Oregon and Arkansas were at all-time lows in terms of unemployment level in April, according to Labor Department records.
This is significant because no state had recorded a record low in terms of joblessness since 2008. The Labor Department’s records for unemployment reach back to 1976.
Oregon was shown to stand at a 4.5 percent rate, while Arkansas stood at a 3.9 percent rate. Both rates stood below the unemployment rate of five percent for the entire United States.
Economists warn, however, that the rates of unemployment reported in April may be revised — this often happens months, and even years, into the future. While the general trends of unemployment lessening seem to be accurate in the two respective states, the rate at which it is decreasing may be slightly exaggerated.

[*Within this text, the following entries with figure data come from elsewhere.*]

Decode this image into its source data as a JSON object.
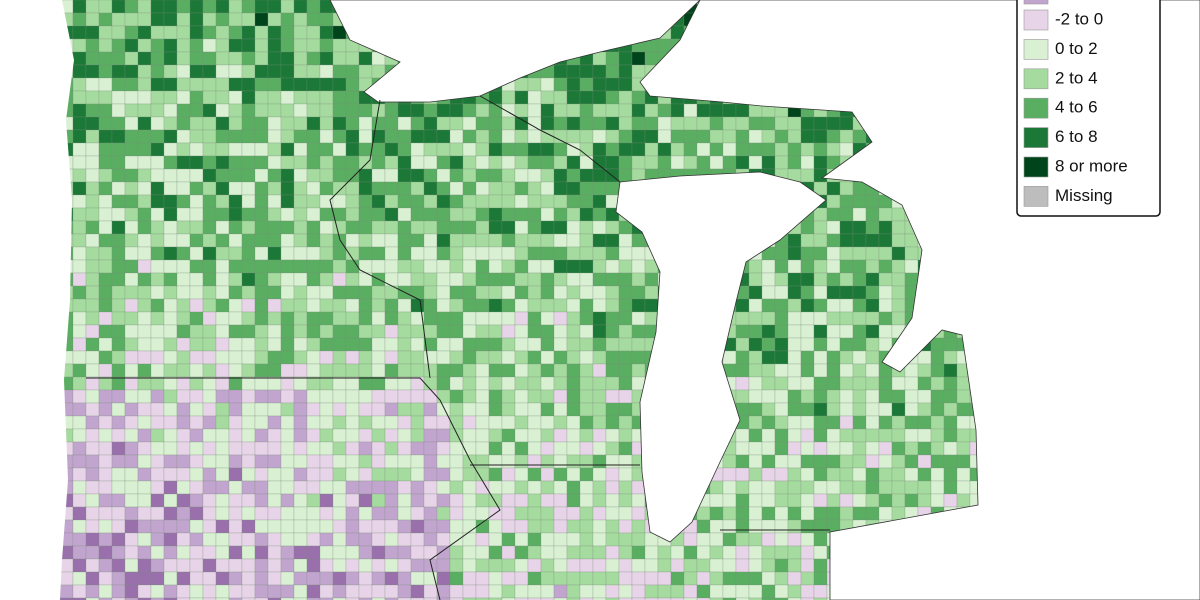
{
  "legend": {
    "items": [
      {
        "label": "-2 to 0",
        "color": "#e7d4e8"
      },
      {
        "label": "0 to 2",
        "color": "#d9f0d3"
      },
      {
        "label": "2 to 4",
        "color": "#a6dba0"
      },
      {
        "label": "4 to 6",
        "color": "#5aae61"
      },
      {
        "label": "6 to 8",
        "color": "#1b7837"
      },
      {
        "label": "8 or more",
        "color": "#00441b"
      },
      {
        "label": "Missing",
        "color": "#bdbdbd"
      }
    ]
  }
}
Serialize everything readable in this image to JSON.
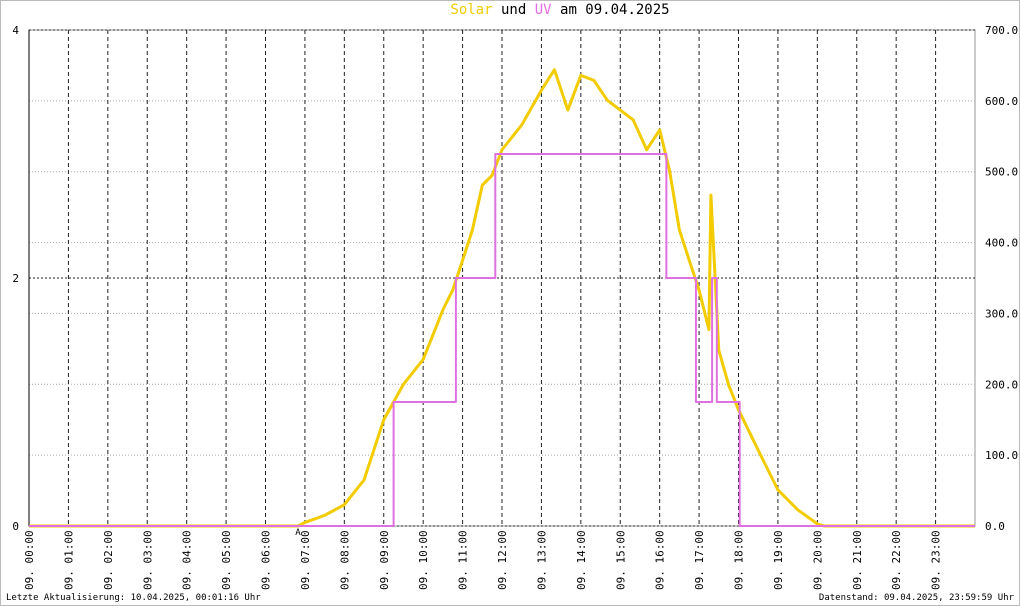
{
  "chart_data": {
    "type": "line",
    "title_connector": "und",
    "title_date": "am 09.04.2025",
    "series": [
      {
        "name": "Solar",
        "color": "#f2cc00",
        "axis": "y2",
        "step": false,
        "x": [
          0,
          6.83,
          7,
          7.5,
          8,
          8.5,
          9,
          9.5,
          10,
          10.5,
          10.75,
          11,
          11.25,
          11.5,
          11.75,
          12,
          12.5,
          13,
          13.33,
          13.67,
          14,
          14.33,
          14.67,
          15,
          15.33,
          15.67,
          16,
          16.25,
          16.5,
          16.75,
          17,
          17.25,
          17.3,
          17.5,
          17.75,
          18,
          18.5,
          19,
          19.5,
          20,
          20.17,
          24
        ],
        "values": [
          0,
          0,
          5,
          15,
          30,
          65,
          150,
          200,
          235,
          305,
          333,
          375,
          418,
          481,
          495,
          531,
          566,
          615,
          644,
          587,
          636,
          629,
          601,
          587,
          573,
          531,
          559,
          502,
          418,
          375,
          333,
          277,
          467,
          248,
          199,
          164,
          107,
          51,
          23,
          3,
          0,
          0
        ]
      },
      {
        "name": "UV",
        "color": "#e070e0",
        "step": true,
        "x": [
          0,
          9.25,
          10.83,
          11.83,
          16.17,
          16.92,
          17.33,
          17.45,
          18.03,
          24
        ],
        "values": [
          0,
          1,
          2,
          3,
          2,
          1,
          2,
          1,
          0,
          0
        ]
      }
    ],
    "xlim": [
      0,
      24
    ],
    "xticks": [
      {
        "value": 0,
        "label": "09. 00:00"
      },
      {
        "value": 1,
        "label": "09. 01:00"
      },
      {
        "value": 2,
        "label": "09. 02:00"
      },
      {
        "value": 3,
        "label": "09. 03:00"
      },
      {
        "value": 4,
        "label": "09. 04:00"
      },
      {
        "value": 5,
        "label": "09. 05:00"
      },
      {
        "value": 6,
        "label": "09. 06:00"
      },
      {
        "value": 7,
        "label": "09. 07:00"
      },
      {
        "value": 8,
        "label": "09. 08:00"
      },
      {
        "value": 9,
        "label": "09. 09:00"
      },
      {
        "value": 10,
        "label": "09. 10:00"
      },
      {
        "value": 11,
        "label": "09. 11:00"
      },
      {
        "value": 12,
        "label": "09. 12:00"
      },
      {
        "value": 13,
        "label": "09. 13:00"
      },
      {
        "value": 14,
        "label": "09. 14:00"
      },
      {
        "value": 15,
        "label": "09. 15:00"
      },
      {
        "value": 16,
        "label": "09. 16:00"
      },
      {
        "value": 17,
        "label": "09. 17:00"
      },
      {
        "value": 18,
        "label": "09. 18:00"
      },
      {
        "value": 19,
        "label": "09. 19:00"
      },
      {
        "value": 20,
        "label": "09. 20:00"
      },
      {
        "value": 21,
        "label": "09. 21:00"
      },
      {
        "value": 22,
        "label": "09. 22:00"
      },
      {
        "value": 23,
        "label": "09. 23:00"
      }
    ],
    "ylim": [
      0,
      4
    ],
    "yticks": [
      0,
      2,
      4
    ],
    "y2lim": [
      0,
      700
    ],
    "y2ticks": [
      {
        "value": 0,
        "label": "0.0"
      },
      {
        "value": 100,
        "label": "100.0"
      },
      {
        "value": 200,
        "label": "200.0"
      },
      {
        "value": 300,
        "label": "300.0"
      },
      {
        "value": 400,
        "label": "400.0"
      },
      {
        "value": 500,
        "label": "500.0"
      },
      {
        "value": 600,
        "label": "600.0"
      },
      {
        "value": 700,
        "label": "700.0"
      }
    ],
    "grid": true,
    "annotation": {
      "x": 6.83,
      "label": "A",
      "color": "#cc0000"
    },
    "footer_left": "Letzte Aktualisierung: 10.04.2025, 00:01:16 Uhr",
    "footer_right": "Datenstand: 09.04.2025, 23:59:59 Uhr"
  }
}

One sign that Arkansas’ results may be exaggerated lies in the fact that nonfarm payrolls, generally a more accurate barometer of true unemployment, fell by 0.2 from January to April. Conversely, Oregon’s nonfarm payrolls grew by 1.4 percent during this same period of time.
Despite possible revisability, most see the statistics to be a great sign of the improving economy. Arkansas, for its part, saw its unemployment rate drop by half a percent from the beginning of the year April, while Oregon saw a 0.6 percent drop over the same period of time.
State-level unemployment figures for the month of May are expected to be released on June 17th.